Notice that the imaging experiment contains two fundamentally different times, a phase encoding interval (t1 during which no data are acquired) and a frequency encoding interval (during data acquisition). These two times permit the separate encoding of the two interactions - the gradients in the two orthogonal directions - and thus allow all of k-space to be sampled. The image is the 2-D Fourier transform of the collected data.

The gradient evolution during the phase encoding interval can be carried out in two fashions, the gradient strength can be kept constant and the time incremented, or the time can be kept constant and the gradient strength incremented. The second, called spin-warp imaging, has advantages since the extent of the evolution due to chemical shift or other non-gradient interactions is kept constant and these then appear solely as a signal attenuation factor. The resultant point spread function for a constant encoding time is an attenuated delta function (neglecting the contribution from sampling).

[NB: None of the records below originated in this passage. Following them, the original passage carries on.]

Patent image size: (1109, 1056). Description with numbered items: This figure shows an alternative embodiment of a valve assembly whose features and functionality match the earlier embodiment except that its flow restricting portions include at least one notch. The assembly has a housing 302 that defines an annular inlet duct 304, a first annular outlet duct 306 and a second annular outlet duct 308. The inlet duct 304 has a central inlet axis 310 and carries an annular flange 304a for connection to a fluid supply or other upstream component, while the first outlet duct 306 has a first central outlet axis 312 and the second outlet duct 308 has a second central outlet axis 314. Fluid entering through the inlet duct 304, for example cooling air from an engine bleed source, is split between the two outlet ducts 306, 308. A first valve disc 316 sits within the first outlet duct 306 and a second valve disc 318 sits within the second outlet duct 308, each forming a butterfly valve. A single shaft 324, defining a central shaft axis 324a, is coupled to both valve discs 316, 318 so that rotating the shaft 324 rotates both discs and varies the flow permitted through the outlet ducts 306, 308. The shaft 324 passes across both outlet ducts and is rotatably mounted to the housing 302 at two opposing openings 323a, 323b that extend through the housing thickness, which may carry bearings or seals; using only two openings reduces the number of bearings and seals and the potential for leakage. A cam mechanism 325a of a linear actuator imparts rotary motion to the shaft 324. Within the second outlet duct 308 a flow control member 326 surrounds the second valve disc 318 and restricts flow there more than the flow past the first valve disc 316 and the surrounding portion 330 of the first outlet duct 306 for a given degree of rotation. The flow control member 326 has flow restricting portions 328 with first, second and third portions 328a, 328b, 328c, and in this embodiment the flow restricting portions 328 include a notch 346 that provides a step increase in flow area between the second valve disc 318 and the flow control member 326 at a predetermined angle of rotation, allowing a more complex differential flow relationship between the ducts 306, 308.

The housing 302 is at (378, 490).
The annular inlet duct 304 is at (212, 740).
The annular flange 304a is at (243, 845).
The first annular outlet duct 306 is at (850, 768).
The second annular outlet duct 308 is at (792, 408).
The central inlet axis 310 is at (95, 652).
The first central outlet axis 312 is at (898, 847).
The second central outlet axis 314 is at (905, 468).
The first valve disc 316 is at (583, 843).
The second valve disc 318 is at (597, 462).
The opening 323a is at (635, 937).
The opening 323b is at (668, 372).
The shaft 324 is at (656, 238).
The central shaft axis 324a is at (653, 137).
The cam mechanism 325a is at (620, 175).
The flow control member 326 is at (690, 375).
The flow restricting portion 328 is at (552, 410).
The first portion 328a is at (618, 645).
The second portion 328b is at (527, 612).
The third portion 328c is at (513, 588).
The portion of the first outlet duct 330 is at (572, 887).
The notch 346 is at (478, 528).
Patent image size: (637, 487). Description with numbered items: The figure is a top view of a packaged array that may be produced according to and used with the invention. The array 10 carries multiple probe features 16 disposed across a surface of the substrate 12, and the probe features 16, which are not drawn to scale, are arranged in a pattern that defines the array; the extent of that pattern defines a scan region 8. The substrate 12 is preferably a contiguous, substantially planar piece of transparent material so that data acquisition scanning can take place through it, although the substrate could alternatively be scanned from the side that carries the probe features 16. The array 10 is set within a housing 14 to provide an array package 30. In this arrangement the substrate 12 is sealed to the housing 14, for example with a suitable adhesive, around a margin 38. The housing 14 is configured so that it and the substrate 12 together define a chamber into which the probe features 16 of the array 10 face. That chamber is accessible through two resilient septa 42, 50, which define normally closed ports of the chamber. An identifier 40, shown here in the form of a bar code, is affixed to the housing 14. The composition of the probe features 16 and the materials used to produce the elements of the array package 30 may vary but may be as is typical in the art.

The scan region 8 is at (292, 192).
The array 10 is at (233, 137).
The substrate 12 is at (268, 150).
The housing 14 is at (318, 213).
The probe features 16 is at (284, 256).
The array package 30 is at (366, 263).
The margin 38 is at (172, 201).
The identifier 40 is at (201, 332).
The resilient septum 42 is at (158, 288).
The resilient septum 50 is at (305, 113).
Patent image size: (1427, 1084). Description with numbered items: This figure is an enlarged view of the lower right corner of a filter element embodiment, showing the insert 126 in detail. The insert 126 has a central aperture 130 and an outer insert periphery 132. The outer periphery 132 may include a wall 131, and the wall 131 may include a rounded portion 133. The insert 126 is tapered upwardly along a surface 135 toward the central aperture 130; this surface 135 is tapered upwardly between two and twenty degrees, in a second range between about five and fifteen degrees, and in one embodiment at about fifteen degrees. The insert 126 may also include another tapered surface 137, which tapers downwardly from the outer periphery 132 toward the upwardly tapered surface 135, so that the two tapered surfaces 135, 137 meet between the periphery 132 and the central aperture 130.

There are a wide range of imaging sequences and we will not attempt to review these here, they all include the general features shown above. The two dimensional experiments can be extended to three dimensions by encoding the third direction as a second phase encoded axis.

Animation 5-1

Animation 5-2

Slice Selection

Recording a full three dimensional image is often not the most economical approach to imaging and slice selection can be achieved by taking advantage of the frequency offset dependence of RF excitation. Looking back at the Bloch equations, Eq. [9], for an on resonance RF pulse (Dw=0) the RF field is along the x-axis and hence the evolution of the spins is a simple rotation about the x-axis. However as Dw increases, then the dynamics become more complex and are most easily visualized by considering an "effective" field that is the vector sum of the RF field along the x-axis and the off-resonance field along the z-axis. The dynamics are still a simple rotation about this effective field, but the motion of the magnetization vector now describes a cone rather than a plane. The result is that as the frequency offset is increased the angle of the effective field to the z-axis decreases and eventually the RF pulse has very little influence. The key to slice selection then is to apply a relatively weak RF pulse in the presence of a strong gradient, so that the frequency offset is spatially dependent.


Calculated selective excitation profiles for a weak RF pulse in the presence of a magnetic field gradient. The pulse length is set to rotate the on-resonance spins (at the origin) by 90°, and notice that as the resonance offset increases (with increasing z) the effective rotation angle becomes smaller and most of the magnetization remains along the z-axis. For most images, a shaped RF pulse is employed that creates a square magnetization profile.

There is not a simple linear picture of the dynamics, but various shaped (amplitude modulated) RF pulses have been developed that give well defined square slice selection profiles.

So the overall slice selected 2-D imaging experiment might look like,


A slice selected 2-D spin warp, gradient echo sequence. Notice that during the phase encoding time the ky vector is offset so that both positive and negative values can be sampled. Since NMR is a coherent spectroscopy, this has the advantage of measuring the phase. The gradient echo in the slice selection direction refocuses evolution of the spins during the selective RF pulse.